Verbandstag 2018

Mehr als 100 Mitgliedsunternehmen in Lüneburg vertreten / Vielfältiges Programm

Politische Diskussionen beherrschen den Verbandstag

Lüneburg. Die verfahrene Situation an den Wohnungsmärkten war das meistdiskutierte Thema beim diesjährigen vdw-Verbandstag in Lüneburg. Sowohl in der Mitgliederversammlung, als auch in der Öffentlichen Veranstaltung und bei einem Pressespräch (siehe nebenstehenden Text) hat Verbandsdirektor Heiner Pott die Landesregierung gedrängt, endlich auch eigene Mittel für den sozialen Wohnungsbau zur Verfügung zu stellen. „Es wird nicht reichen, nur das Geld vom Bund weiterzureichen. Sonst brennt irgendwann die Hütte."

Fast 300 Teilnehmer hatten sich für den Verbandstag angemeldet. Zwei Tage lang standen Informationen und Gespräche rund um die Wohnungswirtschaft auf dem Programm. Im Ausstellungsbereich gaben verschiedene Firmen Auskunft über ihre neuesten Produkte und Dienstleistungen. Im Tagungssaal gaben sich Experten aus ganz unterschiedlichen Fachbereichen die Klinke in die Hand. Prof. Dr. Thomas Nern vom wohnungswirtschaftlichen Lehrstuhl in Holzminden gab einen Einblick in die Auswertungsmöglichkeiten soziodemographischer Daten, um etwa die Entwicklung von Quartieren noch besser steuern zu können. GdW-Präsident Axel Gedaschko, frisch von der Konstituierung der Baulandkommission in Berlin nach Lüneburg gereist, gab einen Überblick über die komplexe wohnungspolitische „Gefechtslage" auf Bundesebene. Bemerkenswert, so Gedaschko, sei doch, dass die Fertigstellungs- und jetzt auch die Genehmigungszahlen rückläufig seien. Dieser Trend könne niemand gefallen, der sich für mehr bezahlbaren Wohnraum einsetzt.

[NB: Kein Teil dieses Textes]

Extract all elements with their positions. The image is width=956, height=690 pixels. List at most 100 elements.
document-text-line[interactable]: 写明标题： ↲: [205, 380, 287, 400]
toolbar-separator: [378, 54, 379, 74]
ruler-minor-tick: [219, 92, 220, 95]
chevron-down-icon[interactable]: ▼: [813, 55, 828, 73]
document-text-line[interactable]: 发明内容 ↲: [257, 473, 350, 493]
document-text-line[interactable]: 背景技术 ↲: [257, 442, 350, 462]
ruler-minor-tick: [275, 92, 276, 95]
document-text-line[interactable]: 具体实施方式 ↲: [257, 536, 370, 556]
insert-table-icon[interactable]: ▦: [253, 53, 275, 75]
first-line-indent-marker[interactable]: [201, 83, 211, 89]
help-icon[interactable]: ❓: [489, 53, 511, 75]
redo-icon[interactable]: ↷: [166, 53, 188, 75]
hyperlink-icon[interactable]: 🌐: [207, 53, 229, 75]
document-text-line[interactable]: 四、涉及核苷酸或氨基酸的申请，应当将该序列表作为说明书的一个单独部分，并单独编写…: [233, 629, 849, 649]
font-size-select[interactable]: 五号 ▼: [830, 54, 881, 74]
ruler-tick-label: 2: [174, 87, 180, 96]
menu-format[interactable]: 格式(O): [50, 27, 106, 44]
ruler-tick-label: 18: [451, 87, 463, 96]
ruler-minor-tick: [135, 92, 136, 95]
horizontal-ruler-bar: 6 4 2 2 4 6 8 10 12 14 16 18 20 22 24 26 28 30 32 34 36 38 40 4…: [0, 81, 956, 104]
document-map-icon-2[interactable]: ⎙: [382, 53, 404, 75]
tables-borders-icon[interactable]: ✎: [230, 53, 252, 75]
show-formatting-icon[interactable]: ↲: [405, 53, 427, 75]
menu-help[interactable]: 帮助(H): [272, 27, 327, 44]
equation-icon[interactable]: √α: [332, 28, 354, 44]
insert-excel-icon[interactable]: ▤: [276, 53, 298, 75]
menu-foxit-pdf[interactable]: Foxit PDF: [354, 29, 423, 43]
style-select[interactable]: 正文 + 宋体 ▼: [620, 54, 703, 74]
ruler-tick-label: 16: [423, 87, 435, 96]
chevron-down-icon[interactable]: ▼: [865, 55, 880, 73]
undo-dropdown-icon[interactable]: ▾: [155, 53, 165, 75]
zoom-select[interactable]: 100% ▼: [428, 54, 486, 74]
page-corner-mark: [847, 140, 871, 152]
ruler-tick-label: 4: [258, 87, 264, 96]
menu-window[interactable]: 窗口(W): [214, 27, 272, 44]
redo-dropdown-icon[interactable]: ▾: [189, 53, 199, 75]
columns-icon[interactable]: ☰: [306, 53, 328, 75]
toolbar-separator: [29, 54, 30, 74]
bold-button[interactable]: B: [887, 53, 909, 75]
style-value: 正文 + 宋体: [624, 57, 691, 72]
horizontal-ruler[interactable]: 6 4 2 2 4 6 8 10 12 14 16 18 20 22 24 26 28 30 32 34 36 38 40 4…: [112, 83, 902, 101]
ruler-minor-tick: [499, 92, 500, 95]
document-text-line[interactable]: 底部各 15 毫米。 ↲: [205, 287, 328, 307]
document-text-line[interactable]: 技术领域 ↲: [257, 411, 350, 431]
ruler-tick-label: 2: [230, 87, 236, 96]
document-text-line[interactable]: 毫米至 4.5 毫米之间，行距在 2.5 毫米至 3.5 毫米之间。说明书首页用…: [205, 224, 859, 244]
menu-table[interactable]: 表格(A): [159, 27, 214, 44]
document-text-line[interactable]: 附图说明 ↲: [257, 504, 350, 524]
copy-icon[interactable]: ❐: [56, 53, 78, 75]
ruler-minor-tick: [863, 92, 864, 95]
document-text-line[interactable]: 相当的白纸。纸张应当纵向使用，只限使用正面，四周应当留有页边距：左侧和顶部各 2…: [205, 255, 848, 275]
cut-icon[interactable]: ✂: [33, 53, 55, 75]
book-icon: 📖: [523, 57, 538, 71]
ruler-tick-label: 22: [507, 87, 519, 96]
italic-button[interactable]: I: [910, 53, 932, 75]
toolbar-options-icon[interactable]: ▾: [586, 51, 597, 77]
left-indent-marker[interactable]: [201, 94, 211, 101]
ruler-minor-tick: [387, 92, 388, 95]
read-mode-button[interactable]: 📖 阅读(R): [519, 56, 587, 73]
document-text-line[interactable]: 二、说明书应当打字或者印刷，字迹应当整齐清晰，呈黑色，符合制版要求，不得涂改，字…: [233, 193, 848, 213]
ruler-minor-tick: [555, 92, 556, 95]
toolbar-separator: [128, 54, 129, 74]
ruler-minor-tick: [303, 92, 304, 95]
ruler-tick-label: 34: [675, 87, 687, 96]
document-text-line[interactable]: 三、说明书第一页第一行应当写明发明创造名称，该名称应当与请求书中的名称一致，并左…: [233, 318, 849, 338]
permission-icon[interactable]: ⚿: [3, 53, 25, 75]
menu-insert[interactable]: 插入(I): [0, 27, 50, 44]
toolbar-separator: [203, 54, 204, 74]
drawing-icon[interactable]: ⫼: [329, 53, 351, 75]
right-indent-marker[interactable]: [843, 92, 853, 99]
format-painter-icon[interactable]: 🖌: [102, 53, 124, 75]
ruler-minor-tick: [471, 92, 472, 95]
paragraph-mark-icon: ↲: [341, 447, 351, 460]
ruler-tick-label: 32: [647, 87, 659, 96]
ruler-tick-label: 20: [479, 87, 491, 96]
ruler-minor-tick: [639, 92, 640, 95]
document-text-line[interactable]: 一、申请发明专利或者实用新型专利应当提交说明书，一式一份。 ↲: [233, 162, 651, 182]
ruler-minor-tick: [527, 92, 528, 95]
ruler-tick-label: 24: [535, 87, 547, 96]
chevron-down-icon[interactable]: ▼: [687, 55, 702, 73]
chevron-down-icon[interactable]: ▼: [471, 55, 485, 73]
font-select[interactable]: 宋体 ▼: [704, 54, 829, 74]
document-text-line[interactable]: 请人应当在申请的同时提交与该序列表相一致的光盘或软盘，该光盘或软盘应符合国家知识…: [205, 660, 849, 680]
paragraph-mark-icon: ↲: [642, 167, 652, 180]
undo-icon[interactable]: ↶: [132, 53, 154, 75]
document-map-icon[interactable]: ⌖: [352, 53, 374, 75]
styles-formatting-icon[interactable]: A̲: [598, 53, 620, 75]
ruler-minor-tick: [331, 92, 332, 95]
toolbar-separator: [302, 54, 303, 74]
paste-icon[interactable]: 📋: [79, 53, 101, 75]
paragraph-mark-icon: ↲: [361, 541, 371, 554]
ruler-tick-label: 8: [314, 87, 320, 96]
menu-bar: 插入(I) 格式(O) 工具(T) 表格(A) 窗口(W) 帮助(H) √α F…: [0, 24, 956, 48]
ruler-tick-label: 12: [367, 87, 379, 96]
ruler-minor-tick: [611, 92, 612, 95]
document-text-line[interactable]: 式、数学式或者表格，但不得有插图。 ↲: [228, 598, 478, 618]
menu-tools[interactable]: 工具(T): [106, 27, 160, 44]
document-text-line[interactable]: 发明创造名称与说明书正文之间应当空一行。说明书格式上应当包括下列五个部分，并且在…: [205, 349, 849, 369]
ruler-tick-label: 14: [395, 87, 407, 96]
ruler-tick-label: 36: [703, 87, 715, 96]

Bei der Öffentlichen Veranstaltung betonte Verbandsratsvorsitzender Andreas Otto: „Die Wohnungswirtschaft hat Konjunktur." Verbandsdirektor Pott ergänzte: „Die Situation am Wohnungsmarkt ist derzeit das beherrschende Thema." Oberbürgermeister Ulrich Mädge hob die „soziale Bedeutung" hervor, die eine gute und sichere Wohnraumversorgung für eine Gesellschaft habe. Frank Doods, Staatssekretär im Niedersächsischen Bauministerium, und Jens Deutschendorf, Staatsrat beim Bremer Bausenator, betonten die Wichtigkeit der landeweiten Wohnungsbau-Bündnisse. Deutschendorf nannte die Bremer Initiative „eine Erfolgsgeschichte". Doods sagte, die Forderung des vdw, des Städtetages und anderer Bündnisteilnehmer nach mehr finanzieller Unterstützung durch die Landesregierung sei absolut nachvollziehbar. Im Festvortrag verwies Prof. Dr. Sven Voelpel auf die Folgen der demografischen Entwicklung und gab den Rat: „Jeder bestimmt selbst, wie alt man ist."

In der Fachtagung berichtete Prof. Dr. Antje-Britta Mörstedt sehr unterhaltsam über die „Generation Z", die auch bei der Nachwuchsgewinnung in der Wohnungswirtschaft im Fokus stehe. Joerg Wacha gab einen Vorgeschmack auf die vdw/VNW-Fortbildungsveranstaltung „Agiles Unternehmen". Und Gerd Prause referierte über die Vorzüge von Holzbauweise im Wohnungsbau. Auch hierzu bietet der vdw im kommenden April eine vertiefende Fachtagung an.

Der nächste Verbandstag findet am 3./4. September 2019 in Wilhelmshaven statt.